We all know that aging causes wrinkles and gray hair but what else is considered a normal part of the aging process and what can be done about it?
Arteries and blood vessels stiffen as we age, and this causes our heart to have to work harder to pump blood through them. Heart health is promoted by eating healthily, exercising regularly, quitting smoking, getting enough sleep, and learning stress management techniques.
2. Bones, joints, and muscles
Bones may shrink in size and density as you age, and this weakens them making them more prone to fracture. Muscles can also lose strength, endurance, and flexibility and this can impact balance and coordination.
To keep bones healthy, the American Bone Health association advises us to include lots of calcium in your diet and pay attention to Vitamin D because it is needed to absorb calcium. Also, by remaining active at all ages, you can build strong bones and slow bone loss and by regular stretching, you can reduce muscle deterioration.

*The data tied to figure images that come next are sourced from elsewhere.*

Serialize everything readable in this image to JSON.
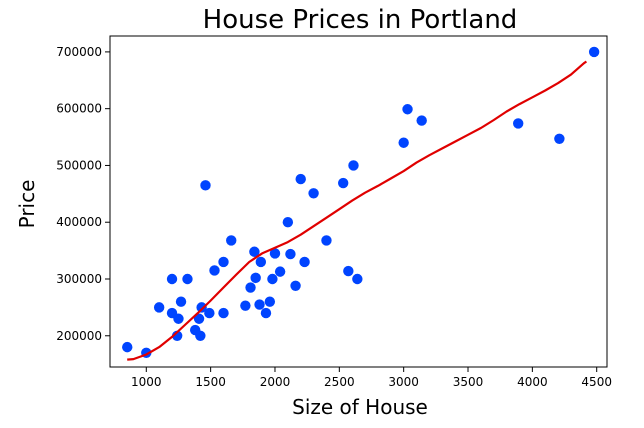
{
  "chart_data": {
    "type": "scatter",
    "title": "House Prices in Portland",
    "xlabel": "Size of House",
    "ylabel": "Price",
    "xlim": [
      718,
      4580
    ],
    "ylim": [
      145000,
      728000
    ],
    "xticks": [
      1000,
      1500,
      2000,
      2500,
      3000,
      3500,
      4000,
      4500
    ],
    "yticks": [
      200000,
      300000,
      400000,
      500000,
      600000,
      700000
    ],
    "xtick_labels": [
      "1000",
      "1500",
      "2000",
      "2500",
      "3000",
      "3500",
      "4000",
      "4500"
    ],
    "ytick_labels": [
      "200000",
      "300000",
      "400000",
      "500000",
      "600000",
      "700000"
    ],
    "grid": false,
    "series": [
      {
        "type": "scatter",
        "color": "#0044ff",
        "points": [
          [
            852,
            180000
          ],
          [
            1000,
            170000
          ],
          [
            1100,
            250000
          ],
          [
            1200,
            300000
          ],
          [
            1200,
            240000
          ],
          [
            1240,
            200000
          ],
          [
            1250,
            230000
          ],
          [
            1270,
            260000
          ],
          [
            1320,
            300000
          ],
          [
            1380,
            210000
          ],
          [
            1410,
            230000
          ],
          [
            1420,
            200000
          ],
          [
            1430,
            250000
          ],
          [
            1460,
            465000
          ],
          [
            1490,
            240000
          ],
          [
            1530,
            315000
          ],
          [
            1600,
            330000
          ],
          [
            1600,
            240000
          ],
          [
            1660,
            368000
          ],
          [
            1770,
            253000
          ],
          [
            1810,
            285000
          ],
          [
            1840,
            348000
          ],
          [
            1850,
            302000
          ],
          [
            1880,
            255000
          ],
          [
            1890,
            330000
          ],
          [
            1930,
            240000
          ],
          [
            1960,
            260000
          ],
          [
            1980,
            300000
          ],
          [
            2000,
            345000
          ],
          [
            2040,
            313000
          ],
          [
            2100,
            400000
          ],
          [
            2120,
            344000
          ],
          [
            2160,
            288000
          ],
          [
            2200,
            476000
          ],
          [
            2230,
            330000
          ],
          [
            2300,
            451000
          ],
          [
            2400,
            368000
          ],
          [
            2530,
            469000
          ],
          [
            2570,
            314000
          ],
          [
            2610,
            500000
          ],
          [
            2640,
            300000
          ],
          [
            3000,
            540000
          ],
          [
            3030,
            599000
          ],
          [
            3140,
            579000
          ],
          [
            3890,
            574000
          ],
          [
            4210,
            547000
          ],
          [
            4480,
            700000
          ]
        ]
      },
      {
        "type": "line",
        "color": "#e00000",
        "points": [
          [
            852,
            158000
          ],
          [
            900,
            159000
          ],
          [
            1000,
            167000
          ],
          [
            1100,
            180000
          ],
          [
            1200,
            198000
          ],
          [
            1300,
            219000
          ],
          [
            1400,
            240000
          ],
          [
            1500,
            262000
          ],
          [
            1600,
            285000
          ],
          [
            1700,
            308000
          ],
          [
            1800,
            330000
          ],
          [
            1900,
            345000
          ],
          [
            2000,
            355000
          ],
          [
            2100,
            365000
          ],
          [
            2200,
            378000
          ],
          [
            2300,
            393000
          ],
          [
            2400,
            408000
          ],
          [
            2500,
            423000
          ],
          [
            2600,
            438000
          ],
          [
            2700,
            452000
          ],
          [
            2800,
            464000
          ],
          [
            2900,
            477000
          ],
          [
            3000,
            490000
          ],
          [
            3100,
            505000
          ],
          [
            3200,
            518000
          ],
          [
            3300,
            530000
          ],
          [
            3400,
            542000
          ],
          [
            3500,
            554000
          ],
          [
            3600,
            566000
          ],
          [
            3700,
            580000
          ],
          [
            3800,
            595000
          ],
          [
            3900,
            608000
          ],
          [
            4000,
            620000
          ],
          [
            4100,
            632000
          ],
          [
            4200,
            645000
          ],
          [
            4300,
            660000
          ],
          [
            4400,
            680000
          ],
          [
            4420,
            683000
          ]
        ]
      }
    ]
  }
}
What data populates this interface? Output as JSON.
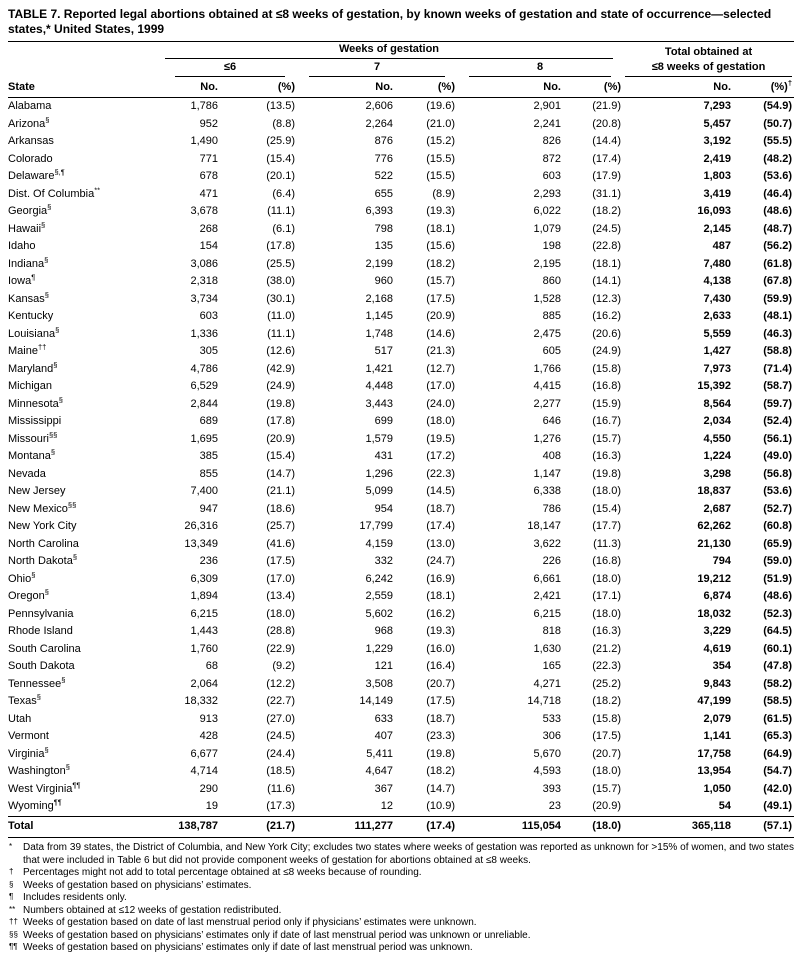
{
  "title": "TABLE 7. Reported legal abortions obtained at ≤8 weeks of gestation, by known weeks of gestation and state of occurrence—selected states,* United States, 1999",
  "header": {
    "state_col": "State",
    "group_title": "Weeks of gestation",
    "total_line1": "Total obtained at",
    "total_line2": "≤8 weeks of gestation",
    "subgroups": [
      "≤6",
      "7",
      "8"
    ],
    "no_label": "No.",
    "pct_label": "(%)",
    "total_pct_marker": "†"
  },
  "rows": [
    [
      "Alabama",
      "",
      "1,786",
      "(13.5)",
      "2,606",
      "(19.6)",
      "2,901",
      "(21.9)",
      "7,293",
      "(54.9)"
    ],
    [
      "Arizona",
      "§",
      "952",
      "(8.8)",
      "2,264",
      "(21.0)",
      "2,241",
      "(20.8)",
      "5,457",
      "(50.7)"
    ],
    [
      "Arkansas",
      "",
      "1,490",
      "(25.9)",
      "876",
      "(15.2)",
      "826",
      "(14.4)",
      "3,192",
      "(55.5)"
    ],
    [
      "Colorado",
      "",
      "771",
      "(15.4)",
      "776",
      "(15.5)",
      "872",
      "(17.4)",
      "2,419",
      "(48.2)"
    ],
    [
      "Delaware",
      "§,¶",
      "678",
      "(20.1)",
      "522",
      "(15.5)",
      "603",
      "(17.9)",
      "1,803",
      "(53.6)"
    ],
    [
      "Dist. Of Columbia",
      "**",
      "471",
      "(6.4)",
      "655",
      "(8.9)",
      "2,293",
      "(31.1)",
      "3,419",
      "(46.4)"
    ],
    [
      "Georgia",
      "§",
      "3,678",
      "(11.1)",
      "6,393",
      "(19.3)",
      "6,022",
      "(18.2)",
      "16,093",
      "(48.6)"
    ],
    [
      "Hawaii",
      "§",
      "268",
      "(6.1)",
      "798",
      "(18.1)",
      "1,079",
      "(24.5)",
      "2,145",
      "(48.7)"
    ],
    [
      "Idaho",
      "",
      "154",
      "(17.8)",
      "135",
      "(15.6)",
      "198",
      "(22.8)",
      "487",
      "(56.2)"
    ],
    [
      "Indiana",
      "§",
      "3,086",
      "(25.5)",
      "2,199",
      "(18.2)",
      "2,195",
      "(18.1)",
      "7,480",
      "(61.8)"
    ],
    [
      "Iowa",
      "¶",
      "2,318",
      "(38.0)",
      "960",
      "(15.7)",
      "860",
      "(14.1)",
      "4,138",
      "(67.8)"
    ],
    [
      "Kansas",
      "§",
      "3,734",
      "(30.1)",
      "2,168",
      "(17.5)",
      "1,528",
      "(12.3)",
      "7,430",
      "(59.9)"
    ],
    [
      "Kentucky",
      "",
      "603",
      "(11.0)",
      "1,145",
      "(20.9)",
      "885",
      "(16.2)",
      "2,633",
      "(48.1)"
    ],
    [
      "Louisiana",
      "§",
      "1,336",
      "(11.1)",
      "1,748",
      "(14.6)",
      "2,475",
      "(20.6)",
      "5,559",
      "(46.3)"
    ],
    [
      "Maine",
      "††",
      "305",
      "(12.6)",
      "517",
      "(21.3)",
      "605",
      "(24.9)",
      "1,427",
      "(58.8)"
    ],
    [
      "Maryland",
      "§",
      "4,786",
      "(42.9)",
      "1,421",
      "(12.7)",
      "1,766",
      "(15.8)",
      "7,973",
      "(71.4)"
    ],
    [
      "Michigan",
      "",
      "6,529",
      "(24.9)",
      "4,448",
      "(17.0)",
      "4,415",
      "(16.8)",
      "15,392",
      "(58.7)"
    ],
    [
      "Minnesota",
      "§",
      "2,844",
      "(19.8)",
      "3,443",
      "(24.0)",
      "2,277",
      "(15.9)",
      "8,564",
      "(59.7)"
    ],
    [
      "Mississippi",
      "",
      "689",
      "(17.8)",
      "699",
      "(18.0)",
      "646",
      "(16.7)",
      "2,034",
      "(52.4)"
    ],
    [
      "Missouri",
      "§§",
      "1,695",
      "(20.9)",
      "1,579",
      "(19.5)",
      "1,276",
      "(15.7)",
      "4,550",
      "(56.1)"
    ],
    [
      "Montana",
      "§",
      "385",
      "(15.4)",
      "431",
      "(17.2)",
      "408",
      "(16.3)",
      "1,224",
      "(49.0)"
    ],
    [
      "Nevada",
      "",
      "855",
      "(14.7)",
      "1,296",
      "(22.3)",
      "1,147",
      "(19.8)",
      "3,298",
      "(56.8)"
    ],
    [
      "New Jersey",
      "",
      "7,400",
      "(21.1)",
      "5,099",
      "(14.5)",
      "6,338",
      "(18.0)",
      "18,837",
      "(53.6)"
    ],
    [
      "New Mexico",
      "§§",
      "947",
      "(18.6)",
      "954",
      "(18.7)",
      "786",
      "(15.4)",
      "2,687",
      "(52.7)"
    ],
    [
      "New York City",
      "",
      "26,316",
      "(25.7)",
      "17,799",
      "(17.4)",
      "18,147",
      "(17.7)",
      "62,262",
      "(60.8)"
    ],
    [
      "North Carolina",
      "",
      "13,349",
      "(41.6)",
      "4,159",
      "(13.0)",
      "3,622",
      "(11.3)",
      "21,130",
      "(65.9)"
    ],
    [
      "North Dakota",
      "§",
      "236",
      "(17.5)",
      "332",
      "(24.7)",
      "226",
      "(16.8)",
      "794",
      "(59.0)"
    ],
    [
      "Ohio",
      "§",
      "6,309",
      "(17.0)",
      "6,242",
      "(16.9)",
      "6,661",
      "(18.0)",
      "19,212",
      "(51.9)"
    ],
    [
      "Oregon",
      "§",
      "1,894",
      "(13.4)",
      "2,559",
      "(18.1)",
      "2,421",
      "(17.1)",
      "6,874",
      "(48.6)"
    ],
    [
      "Pennsylvania",
      "",
      "6,215",
      "(18.0)",
      "5,602",
      "(16.2)",
      "6,215",
      "(18.0)",
      "18,032",
      "(52.3)"
    ],
    [
      "Rhode Island",
      "",
      "1,443",
      "(28.8)",
      "968",
      "(19.3)",
      "818",
      "(16.3)",
      "3,229",
      "(64.5)"
    ],
    [
      "South Carolina",
      "",
      "1,760",
      "(22.9)",
      "1,229",
      "(16.0)",
      "1,630",
      "(21.2)",
      "4,619",
      "(60.1)"
    ],
    [
      "South Dakota",
      "",
      "68",
      "(9.2)",
      "121",
      "(16.4)",
      "165",
      "(22.3)",
      "354",
      "(47.8)"
    ],
    [
      "Tennessee",
      "§",
      "2,064",
      "(12.2)",
      "3,508",
      "(20.7)",
      "4,271",
      "(25.2)",
      "9,843",
      "(58.2)"
    ],
    [
      "Texas",
      "§",
      "18,332",
      "(22.7)",
      "14,149",
      "(17.5)",
      "14,718",
      "(18.2)",
      "47,199",
      "(58.5)"
    ],
    [
      "Utah",
      "",
      "913",
      "(27.0)",
      "633",
      "(18.7)",
      "533",
      "(15.8)",
      "2,079",
      "(61.5)"
    ],
    [
      "Vermont",
      "",
      "428",
      "(24.5)",
      "407",
      "(23.3)",
      "306",
      "(17.5)",
      "1,141",
      "(65.3)"
    ],
    [
      "Virginia",
      "§",
      "6,677",
      "(24.4)",
      "5,411",
      "(19.8)",
      "5,670",
      "(20.7)",
      "17,758",
      "(64.9)"
    ],
    [
      "Washington",
      "§",
      "4,714",
      "(18.5)",
      "4,647",
      "(18.2)",
      "4,593",
      "(18.0)",
      "13,954",
      "(54.7)"
    ],
    [
      "West Virginia",
      "¶¶",
      "290",
      "(11.6)",
      "367",
      "(14.7)",
      "393",
      "(15.7)",
      "1,050",
      "(42.0)"
    ],
    [
      "Wyoming",
      "¶¶",
      "19",
      "(17.3)",
      "12",
      "(10.9)",
      "23",
      "(20.9)",
      "54",
      "(49.1)"
    ]
  ],
  "total_row": [
    "Total",
    "",
    "138,787",
    "(21.7)",
    "111,277",
    "(17.4)",
    "115,054",
    "(18.0)",
    "365,118",
    "(57.1)"
  ],
  "footnotes": [
    {
      "marker": "*",
      "text": "Data from 39 states, the District of Columbia, and New York City; excludes two states where weeks of gestation was reported as unknown for >15% of women, and two states that were included in Table 6 but did not provide component weeks of gestation for abortions obtained at ≤8 weeks."
    },
    {
      "marker": "†",
      "text": "Percentages might not add to total percentage obtained at ≤8 weeks because of rounding."
    },
    {
      "marker": "§",
      "text": "Weeks of gestation based on physicians’ estimates."
    },
    {
      "marker": "¶",
      "text": "Includes residents only."
    },
    {
      "marker": "**",
      "text": "Numbers obtained at ≤12 weeks of gestation redistributed."
    },
    {
      "marker": "††",
      "text": "Weeks of gestation based on date of last menstrual period only if physicians’ estimates were unknown."
    },
    {
      "marker": "§§",
      "text": "Weeks of gestation based on physicians’ estimates only if date of last menstrual period was unknown or unreliable."
    },
    {
      "marker": "¶¶",
      "text": "Weeks of gestation based on physicians’ estimates only if date of last menstrual period was unknown."
    }
  ]
}
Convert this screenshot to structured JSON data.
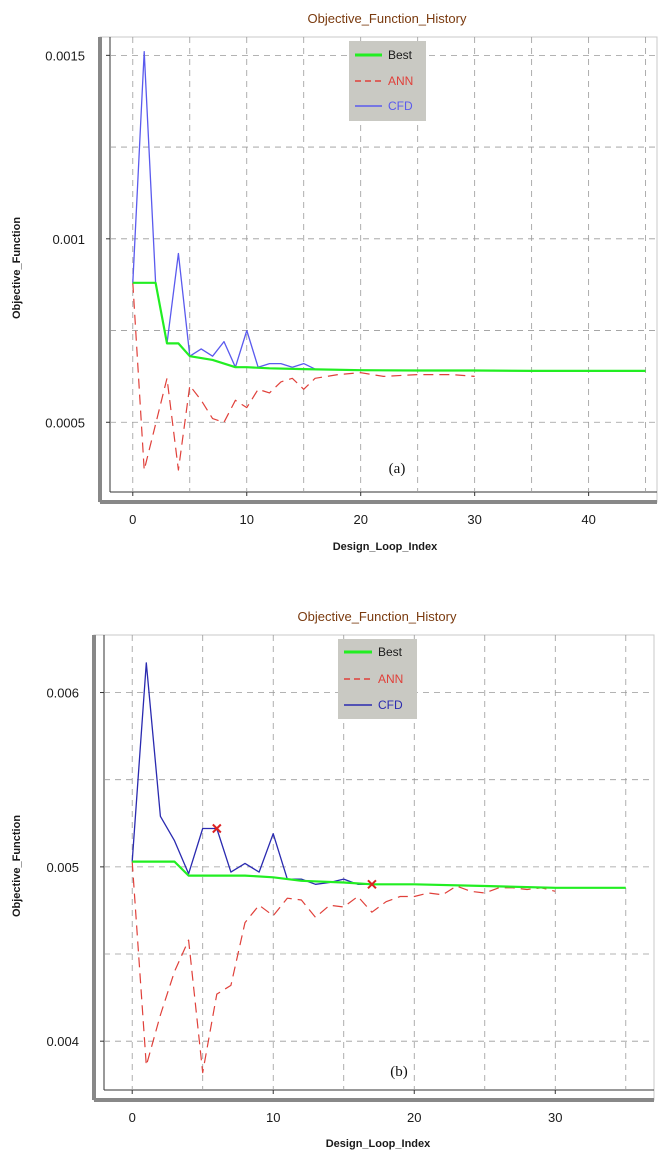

While your risk of developing digestive disorders or disease increases moderately as you age, a well-balanced diet, regular exercise and letting your primary care provider know of any sudden changes in your digestive system can go a long way to maintaining a healthy digestion at any age.
4. Brain and memory health
You can stay mentally active by continuing to learn new things, staying social and keeping your heart healthy.
5. Eyes and ears
Aging can sometimes bring sensitivity to glare or trouble adjusting eyes to light or focusing on objects that are close. Hearing may also diminish over time. By receiving regular checkups and taking precautions such as, wearing sunglasses to protect from bright glare or wearing earplugs when around loud noises, you will promote your eye and ear health.
Your mouth changes as you age and certain medications such as those that treat allergies, high blood pressure, asthma and high cholesterol can also cause dry mouth. The American Dental Association promotes regular checkups and brushing and flossing at all ages.
Skin becomes thinner and loses fat as we age. You might notice skin tags, age spots, wrinkles or more susceptibility to bruises. The National Institute of Aging provides advice on how to care for aging skin. You can’t stop the aging process, but you can make choices to live your healthiest life. By remaining active, doing the things you enjoy and remaining social, you will promote good health.